Framework based on TAP principles to analyse the integrity of relationships behind water and sanitation service delivery


The TAP risk map was developed by Transparency International and its national chapters in Kenya, Ghana and Senegal to gain a better understanding of the integrity of water service provision. The tool identifies relevant stakeholders and assesses the integrity of their relationships in terms of transparency, accountability and participation (TAP).

The tool generates, structures, and assesses information on:

  • The actors involved in water supply systems
  • The relationships between the stakeholders and the main water provider(s)
  • The risk levels in regard to TAP in the relationships between each group of actors

The results are validated with each stakeholder group and are then visualized in a map to communicate the results and to identify priority areas for action to improve water integrity.

The TAP risk map generates a mix of quantitative (through surveys) and qualitative (through group discussions) information to develop a better understanding of the checks and balances that are in place between the different stakeholders of water supply systems in one or several case study areas.



The objectives of the TAP risk map are to:

  • Identify and assess the status of integrity in the relationships of different stakeholders in local water supply systems;
  • Raise awareness on the impacts of corruption on performance of water supply systems;
  • Highlight roles and responsibilities of water users and providers;
  • Provide key inputs for evidence-based advocacy and to initiate practical improvement initiatives.
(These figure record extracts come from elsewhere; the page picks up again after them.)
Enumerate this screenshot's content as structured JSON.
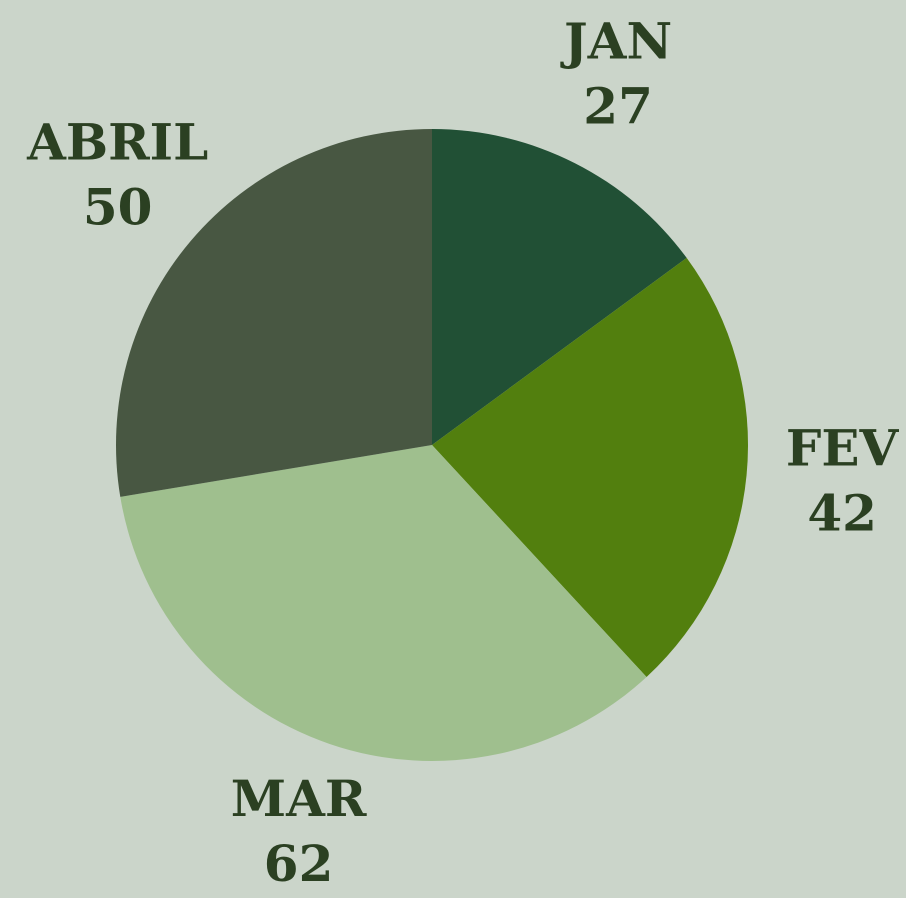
{
  "chart_data": {
    "type": "pie",
    "categories": [
      "JAN",
      "FEV",
      "MAR",
      "ABRIL"
    ],
    "values": [
      27,
      42,
      62,
      50
    ],
    "colors": [
      "#215035",
      "#527f0e",
      "#9fbf8e",
      "#485742"
    ]
  }
}
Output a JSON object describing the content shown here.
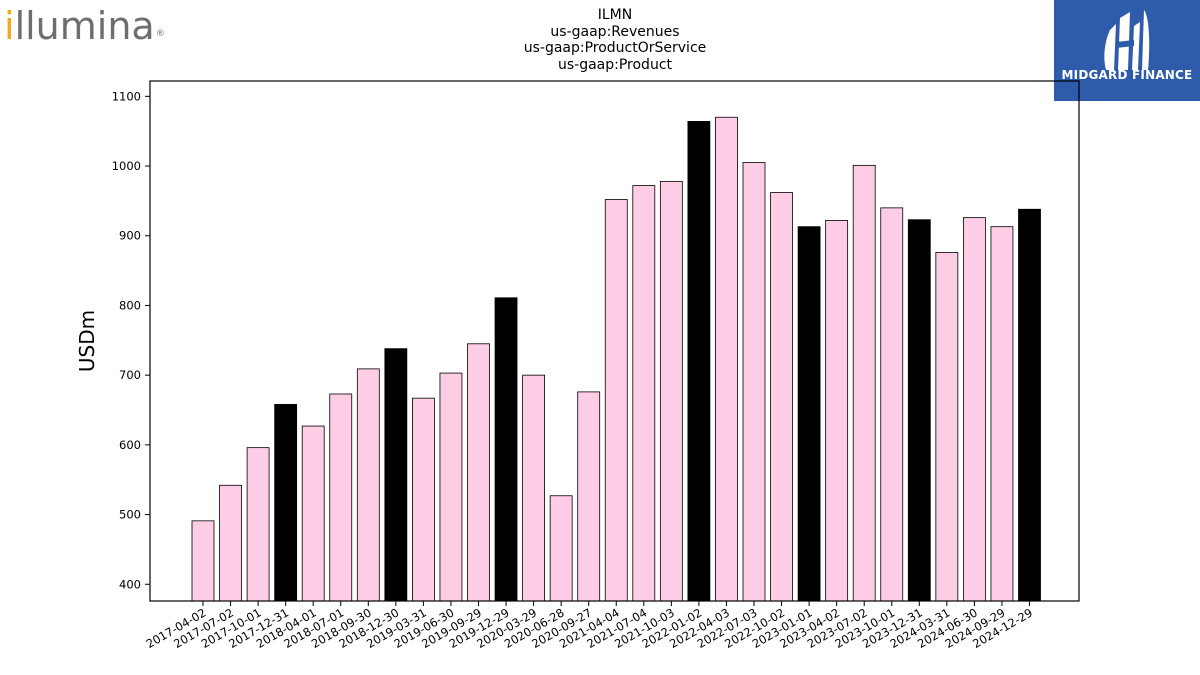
{
  "logos": {
    "left": "illumina",
    "right": "MIDGARD FINANCE"
  },
  "colors": {
    "annual_bar": "#000000",
    "quarter_bar": "#fccde5",
    "bar_edge": "#000000",
    "midgard_bg": "#2f5bab",
    "illumina_accent": "#f4a81d",
    "illumina_text": "#6e6e6e"
  },
  "chart_data": {
    "type": "bar",
    "title_lines": [
      "ILMN",
      "us-gaap:Revenues",
      "us-gaap:ProductOrService",
      "us-gaap:Product"
    ],
    "ylabel": "USDm",
    "xlabel": "",
    "ylim": [
      376,
      1122
    ],
    "yticks": [
      400,
      500,
      600,
      700,
      800,
      900,
      1000,
      1100
    ],
    "grid": false,
    "legend": "none",
    "categories": [
      "2017-04-02",
      "2017-07-02",
      "2017-10-01",
      "2017-12-31",
      "2018-04-01",
      "2018-07-01",
      "2018-09-30",
      "2018-12-30",
      "2019-03-31",
      "2019-06-30",
      "2019-09-29",
      "2019-12-29",
      "2020-03-29",
      "2020-06-28",
      "2020-09-27",
      "2021-04-04",
      "2021-07-04",
      "2021-10-03",
      "2022-01-02",
      "2022-04-03",
      "2022-07-03",
      "2022-10-02",
      "2023-01-01",
      "2023-04-02",
      "2023-07-02",
      "2023-10-01",
      "2023-12-31",
      "2024-03-31",
      "2024-06-30",
      "2024-09-29",
      "2024-12-29"
    ],
    "values": [
      491,
      542,
      596,
      658,
      627,
      673,
      709,
      738,
      667,
      703,
      745,
      811,
      700,
      527,
      676,
      952,
      972,
      978,
      1064,
      1070,
      1005,
      962,
      913,
      922,
      1001,
      940,
      923,
      876,
      926,
      913,
      938
    ],
    "annual": [
      false,
      false,
      false,
      true,
      false,
      false,
      false,
      true,
      false,
      false,
      false,
      true,
      false,
      false,
      false,
      false,
      false,
      false,
      true,
      false,
      false,
      false,
      true,
      false,
      false,
      false,
      true,
      false,
      false,
      false,
      true
    ]
  }
}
It is important to realise that case study findings may not be representative for the whole country but they provide good contextual and qualitative data that indicate the level of integrity and therewith also provide insight in the risk of corruption.

The exercise is best carried out by a third-party organization with enough support to reach key stakeholders and with experienced in carrying out research.




Based on stakeholder specific surveys and group discussions in a selected area, water providers’ relationships with users and intermediaries are mapped and assessed in terms of transparency, accountability and participation (TAP).

The tool implementation steps are:

  1. One or more areas are identified for the case studies. These areas should be fairly representative for the situation in the community
    in terms of presences of water supply systems and formal and informal providers to assess the range of problems that may occur. An initial scoping visit to consult with stakeholders will help to identify adequate locations.
  2. To assess TAP in service provision with different stakeholders key informant interviews are conducted using a set of stakeholder specific questionnaires. The questionnaires comprise mostly closed questions. The survey can be complemented with focus group discussions.
  3. The implementing organization cross-checks the results comparing the answers from the different respondent groups.
  4. Findings are shared with the different actors to generate feedback, validate the results and develop inputs for action to improve the integrity of water supply in the community.
  5. For each type of water supply system the actors are visualized in a map and the TAP risks of each of their relationships is assessed. The risk map always relates to the main water provider and only if the informal sector resells water from a formal provider the two will be included in the same risk map. A summary of the results of the case studies, indicating risk levels of TAP in the relationships of the different stakeholders, are also visualized in this map. Three risk levels of TAP are established using the colours red (high risk), yellow (medium risk) and green (low risk).


Example map from TI’s National Integrity Study in Kenya (2011)

Transparency International chapters have developed TAP maps for water service provision for national integrity surveys in Kenya, Ghana, and Senegal as part of the TISDA programme.